Violinist Julia Hill has taken part in AYO programs over four years, and singles out this year’s National Music Camp as a turning point in her mindset regarding a performance career: ‘Over the last few years I have been thinking, ‘Maybe I’ll have a portfolio career where I’m mainly a researcher and I perform on the side’, but camp this year was a big revelation for me. It helped me realise, ‘No, I want to perform, I’m going to work hard to get into an orchestra because this is what I really enjoy!
‘I feel like AYO has fixed something for me in some way… I remember saying to my friend and fellow musician Noah that we need to remember this feeling. If we’re ever questioning where we are career-wise, we need to think of AYO!’
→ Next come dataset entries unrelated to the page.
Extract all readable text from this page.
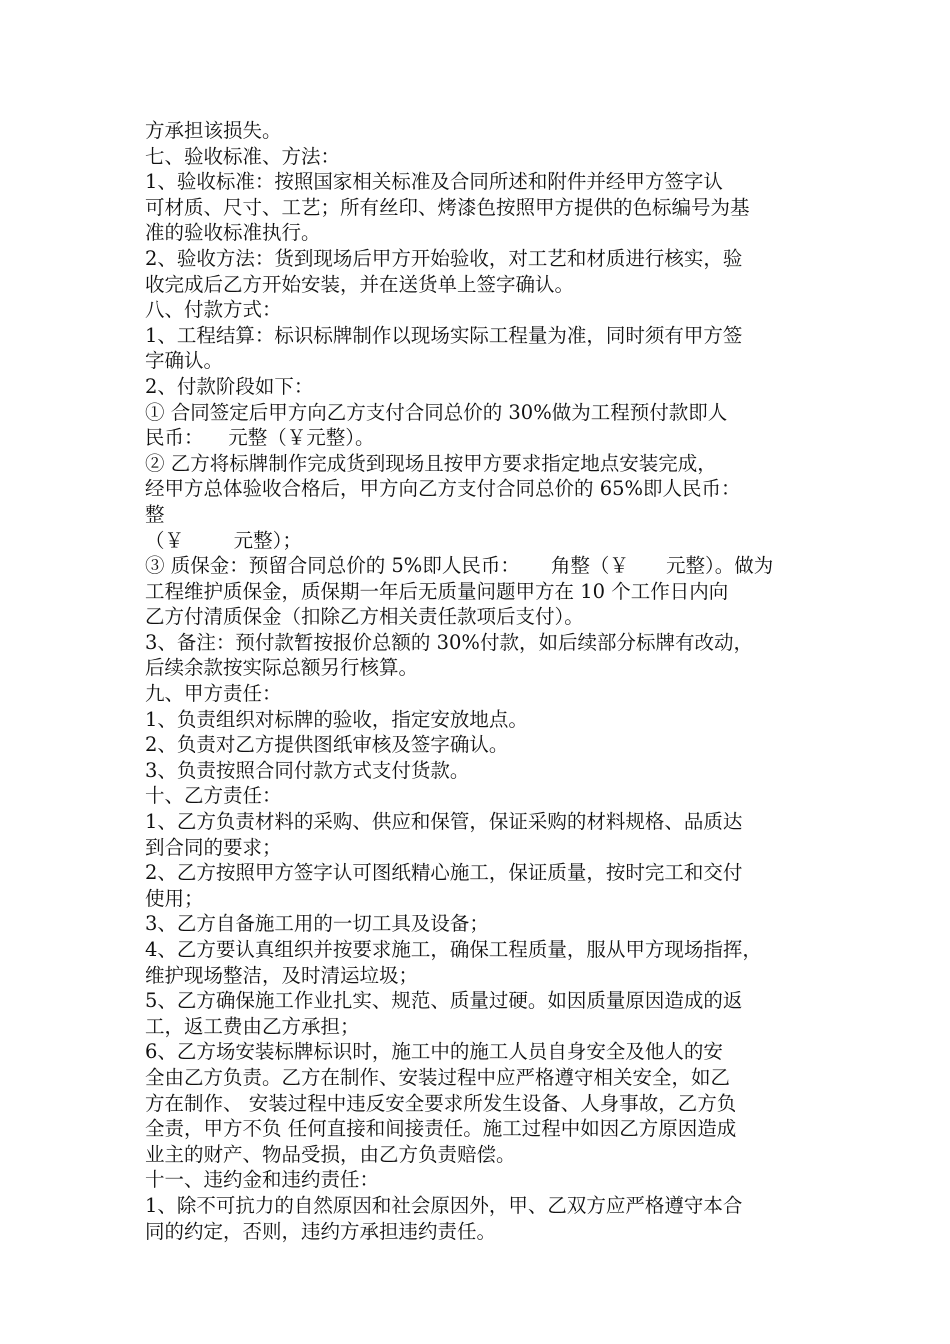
方承担该损失。
七、验收标准、方法：
1、验收标准：按照国家相关标准及合同所述和附件并经甲方签字认
可材质、尺寸、工艺；所有丝印、烤漆色按照甲方提供的色标编号为基
准的验收标准执行。
2、验收方法：货到现场后甲方开始验收，对工艺和材质进行核实，验
收完成后乙方开始安装，并在送货单上签字确认。
八、付款方式：
1、工程结算：标识标牌制作以现场实际工程量为准，同时须有甲方签
字确认。
2、付款阶段如下：
① 合同签定后甲方向乙方支付合同总价的 30%做为工程预付款即人
民币：    元整（￥元整）。
② 乙方将标牌制作完成货到现场且按甲方要求指定地点安装完成，
经甲方总体验收合格后，甲方向乙方支付合同总价的 65%即人民币：
整
（￥        元整）；
③ 质保金：预留合同总价的 5%即人民币：     角整（￥      元整）。做为
工程维护质保金，质保期一年后无质量问题甲方在 10 个工作日内向
乙方付清质保金（扣除乙方相关责任款项后支付）。
3、备注：预付款暂按报价总额的 30%付款，如后续部分标牌有改动，
后续余款按实际总额另行核算。
九、甲方责任：
1、负责组织对标牌的验收，指定安放地点。
2、负责对乙方提供图纸审核及签字确认。
3、负责按照合同付款方式支付货款。
十、乙方责任：
1、乙方负责材料的采购、供应和保管，保证采购的材料规格、品质达
到合同的要求；
2、乙方按照甲方签字认可图纸精心施工，保证质量，按时完工和交付
使用；
3、乙方自备施工用的一切工具及设备；
4、乙方要认真组织并按要求施工，确保工程质量，服从甲方现场指挥，
维护现场整洁，及时清运垃圾；
5、乙方确保施工作业扎实、规范、质量过硬。如因质量原因造成的返
工，返工费由乙方承担；
6、乙方场安装标牌标识时，施工中的施工人员自身安全及他人的安
全由乙方负责。乙方在制作、安装过程中应严格遵守相关安全，如乙
方在制作、 安装过程中违反安全要求所发生设备、人身事故，乙方负
全责，甲方不负 任何直接和间接责任。施工过程中如因乙方原因造成
业主的财产、物品受损，由乙方负责赔偿。
十一、违约金和违约责任：
1、除不可抗力的自然原因和社会原因外，甲、乙双方应严格遵守本合
同的约定，否则，违约方承担违约责任。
AYO has provided transformative opportunities and pathways for talented young musicians for nearly 75 years. In April this year, over 200 musicians across three orchestras filled the luminous acoustic of Melbourne Recital Centre’s Elisabeth Murdoch Hall, led by guest artists Kirsten Williams, Brad Cohen and Tzelaw Chan. The music continues on an epic scale in July, with renowned conductor Sir Mark Elder CH CBE leading 130 musicians through Richard Strauss’ momentous tone poem An Alpine Symphony in Melbourne, Sydney and Brisbane.
After the significant disruptions during the past two years, we’re more determined than ever that these programs continue for years to come.
‘It means so much to me that donors make this experience possible!’, cellist Noah Lawrence notes.
‘In 2022 I had the privilege of leading the Alexander Orchestra cello section. There is no other program I can think of that brings me this much joy. To be challenged in this way, in the company of such friendly and encouraging peers and staff, is the highlight of my year.’
For some participants, their experiences at AYO programs mark their first time playing with musicians and conductors of such an advanced level. ‘Growing up in regional area, I didn’t get to meet many really good musicians,’ violinist Robert Smith explains.
‘I was sixteen when I did my first AYO program, and I was overwhelmed by how amazing everyone was! Being in that environment really inspired me as I was finding my feet in how to play in an orchestra.’
At National Music Camp this year, Robert was Principal Second Violin of the Bishop Orchestra- it seems an understatement now to say he found his feet!
Your generosity will allow us to continue to offer financial support to participants who otherwise would be unable to accept their offer. With your help, we can continue to empower the next generation of young Australian musicians- those whose stories are yet to be told.